Following Jesus’ Example of Service
These days, the idea of touching a person’s sweaty feet after a long day in closed toe shoes can be a gross thought to many people. During ancient times, however, people wore sandals everywhere because that was the footwear of the period. Thus, feet were one of the filthiest parts of the body because they were both sweaty and dirty from all things imaginable. Due to their repugnance, the act of washing another person’s feet was seen as a great act of kindness and friendship. In moments when Jesus could have been very self-focused, He chose to be indiscriminately self-less.

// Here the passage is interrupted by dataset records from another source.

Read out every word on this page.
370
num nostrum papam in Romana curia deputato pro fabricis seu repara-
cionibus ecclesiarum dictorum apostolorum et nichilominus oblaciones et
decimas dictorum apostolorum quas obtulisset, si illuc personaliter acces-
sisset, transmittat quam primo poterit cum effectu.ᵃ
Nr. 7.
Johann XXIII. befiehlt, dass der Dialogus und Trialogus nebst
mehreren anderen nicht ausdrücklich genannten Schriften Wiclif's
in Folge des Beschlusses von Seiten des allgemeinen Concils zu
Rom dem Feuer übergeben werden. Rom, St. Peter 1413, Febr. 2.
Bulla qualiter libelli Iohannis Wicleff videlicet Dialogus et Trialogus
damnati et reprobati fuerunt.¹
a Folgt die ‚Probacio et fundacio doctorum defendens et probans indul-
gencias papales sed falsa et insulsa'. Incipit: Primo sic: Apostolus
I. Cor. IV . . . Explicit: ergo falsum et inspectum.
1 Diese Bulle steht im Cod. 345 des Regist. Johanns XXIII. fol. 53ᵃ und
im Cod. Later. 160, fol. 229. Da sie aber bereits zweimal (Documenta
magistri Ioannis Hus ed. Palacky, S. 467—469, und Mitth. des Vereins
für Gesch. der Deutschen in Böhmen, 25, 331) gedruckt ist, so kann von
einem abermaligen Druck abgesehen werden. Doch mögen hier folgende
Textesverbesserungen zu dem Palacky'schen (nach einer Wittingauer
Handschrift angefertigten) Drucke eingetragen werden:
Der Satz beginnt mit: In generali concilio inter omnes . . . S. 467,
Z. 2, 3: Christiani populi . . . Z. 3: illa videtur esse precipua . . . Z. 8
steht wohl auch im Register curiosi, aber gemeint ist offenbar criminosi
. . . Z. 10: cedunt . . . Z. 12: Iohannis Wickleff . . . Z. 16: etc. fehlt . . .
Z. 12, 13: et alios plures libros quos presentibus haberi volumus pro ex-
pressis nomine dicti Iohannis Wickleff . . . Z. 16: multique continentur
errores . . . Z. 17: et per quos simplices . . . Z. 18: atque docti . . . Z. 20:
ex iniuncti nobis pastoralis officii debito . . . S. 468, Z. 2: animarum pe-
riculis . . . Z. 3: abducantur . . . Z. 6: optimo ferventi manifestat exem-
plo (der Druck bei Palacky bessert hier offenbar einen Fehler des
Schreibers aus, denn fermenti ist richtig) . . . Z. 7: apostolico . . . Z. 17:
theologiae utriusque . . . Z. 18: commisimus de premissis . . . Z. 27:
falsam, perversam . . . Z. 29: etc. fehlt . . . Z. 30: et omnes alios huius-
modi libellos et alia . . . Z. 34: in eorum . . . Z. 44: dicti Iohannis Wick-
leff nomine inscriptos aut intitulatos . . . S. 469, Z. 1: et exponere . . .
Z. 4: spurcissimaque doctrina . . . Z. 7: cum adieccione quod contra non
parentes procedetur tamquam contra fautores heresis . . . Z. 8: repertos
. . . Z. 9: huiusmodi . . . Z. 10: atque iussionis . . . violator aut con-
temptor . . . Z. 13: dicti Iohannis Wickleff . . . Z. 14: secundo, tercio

Shortly before Jesus’ life came to an end, He took the time to teach His disciples about humble acts of service for God by washing their feet. (John 13:1-5) In Matthew 28:18, Jesus said, “All authority in heaven and on earth has been given to me.” Even though He was the most powerful man alive at the time, Jesus sought to serve rather than be served. Despite His approaching death, Jesus’ focus remained on glorifying God and teaching righteousness so that others could be saved. John 13:14-15 reads, “If I then, your Lord and Teacher, have washed your feet, you also ought to wash one another's feet. For I have given you an example, that you also should do just as I have done to you.”
Serving others can take up a lot of time, energy, and be uncomfortable. Therefore, it can be tempting to back away, or want to rush through the work. However, Jesus took the time to clean and dry the feet of each disciple. He even compassionately washed the feet of His known enemy and betrayer, Judas Iscariot. Later, Jesus gave His life so that each person’s soul can wiped clean from sin. John 3:16-17 says, “For God so loved the world, that he gave his only Son, that whoever believes in him should not perish but have eternal life. For God did not send his Son into the world to condemn the world, but in order that the world might be saved through him.”
No matter what season of life, or challenges God’s children may be facing when serving God, Jesus’ example is awe inspiring. The hymn, “It Is Well with My Soul” has a verse that says, “My sin—oh, the bliss of this glorious thought—My sin, not in part, but the whole, Is nailed to His Cross, and I bear it no more; Praise the Lord, praise the Lord, O my soul!” How often does God’s love motivate you to be self-less?